El Superclásico no terminó con el pitazo final. En River, la bronca por la polémica jugada del cierre sigue latente y derivó en un movimiento fuerte puertas adentro que ya tuvo consecuencias. La dirigencia decidió avanzar directamente contra uno de los protagonistas del arbitraje.
River fue directo contra el VAR
Tras el reclamo por el empujón de Lautaro Blanco sobre Lucas Martínez Quarta, en Núñez no solo cuestionaron al árbitro principal, sino que apuntaron especialmente al responsable del VAR.

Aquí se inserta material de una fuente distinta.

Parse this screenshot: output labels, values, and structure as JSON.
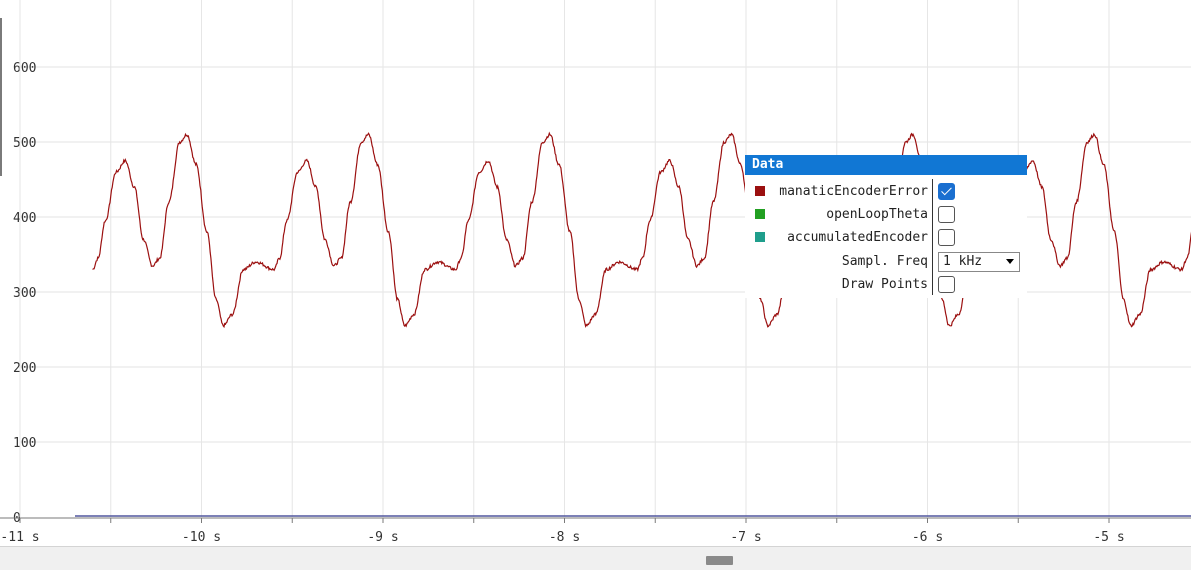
{
  "chart_data": {
    "type": "line",
    "title": "",
    "xlabel": "",
    "ylabel": "",
    "xlim": [
      -11.0,
      -4.5
    ],
    "ylim": [
      0,
      680
    ],
    "y_ticks": [
      0,
      100,
      200,
      300,
      400,
      500,
      600
    ],
    "y_tick_labels": [
      "0",
      "100",
      "200",
      "300",
      "400",
      "500",
      "600"
    ],
    "x_ticks": [
      -11,
      -10,
      -9,
      -8,
      -7,
      -6,
      -5
    ],
    "x_tick_labels": [
      "-11 s",
      "-10 s",
      "-9 s",
      "-8 s",
      "-7 s",
      "-6 s",
      "-5 s"
    ],
    "series": [
      {
        "name": "manaticEncoderError",
        "color": "#9b1010",
        "period_s": 1.0,
        "x_start": -10.6,
        "x_end": -4.5,
        "points": [
          [
            0.0,
            330
          ],
          [
            0.03,
            345
          ],
          [
            0.07,
            395
          ],
          [
            0.13,
            460
          ],
          [
            0.18,
            475
          ],
          [
            0.23,
            440
          ],
          [
            0.28,
            370
          ],
          [
            0.33,
            335
          ],
          [
            0.37,
            345
          ],
          [
            0.42,
            420
          ],
          [
            0.48,
            500
          ],
          [
            0.52,
            510
          ],
          [
            0.57,
            470
          ],
          [
            0.63,
            380
          ],
          [
            0.68,
            290
          ],
          [
            0.72,
            255
          ],
          [
            0.77,
            270
          ],
          [
            0.83,
            330
          ],
          [
            0.9,
            340
          ],
          [
            1.0,
            330
          ]
        ]
      },
      {
        "name": "openLoopTheta",
        "color": "#22a022",
        "values": [],
        "baseline": 0
      },
      {
        "name": "accumulatedEncoder",
        "color": "#1f9e8c",
        "values": [],
        "baseline": 0
      }
    ]
  },
  "legend": {
    "header": "Data",
    "items": [
      {
        "label": "manaticEncoderError",
        "color": "#9b1010",
        "checked": true
      },
      {
        "label": "openLoopTheta",
        "color": "#22a022",
        "checked": false
      },
      {
        "label": "accumulatedEncoder",
        "color": "#1f9e8c",
        "checked": false
      }
    ],
    "freq_label": "Sampl. Freq",
    "freq_value": "1 kHz",
    "draw_points_label": "Draw Points",
    "draw_points_checked": false
  }
}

El foco estuvo en Héctor Paletta, a quien le reprochan no haber llamado a revisión en una jugada que consideran determinante. Por eso, el pedido fue contundente: que no vuelva a ser designado en partidos del Millonario.
La respuesta de la AFA tras el reclamo
Según trascendió, desde la AFA dieron el visto bueno al planteo de River, aceptando el pedido del club tras lo ocurrido en el Monumental.
Esta decisión llegó apenas 48 horas después del partido, en medio de un contexto caliente por la polémica.
Sin embargo, desde el arbitraje también hubo respaldo interno, ya que Federico Beligoy y Fernando Rapallini consideraron correcta la determinación de no intervenir en la jugada.
El antecedente que suma tensión
El historial de Paletta en Superclásicos tampoco pasa desapercibido. Ya había participado en otros encuentros entre River y Boca, con un saldo parejo, pero siempre bajo la lupa.
Este nuevo episodio terminó de romper la relación entre el club y el encargado del VAR.
La fuerte reacción de D’Onofrio
Uno de los que salió con dureza fue Rodolfo D’Onofrio, ex presidente de River, quien expresó su indignación públicamente.
Fue directo y sin filtro: “El VAR no llamó para observar el penal a favor de River, fue clarísimo penal. ¿Habrá justicia? Todo está en duda”.
Una polémica que sigue abierta
Aunque la AFA ya tomó una decisión administrativa, el debate sigue vigente. En River consideran que la jugada era clara y que el error influyó directamente en el resultado.
El Superclásico terminó, pero las consecuencias siguen escalando y dejando secuelas tanto dentro como fuera de la cancha.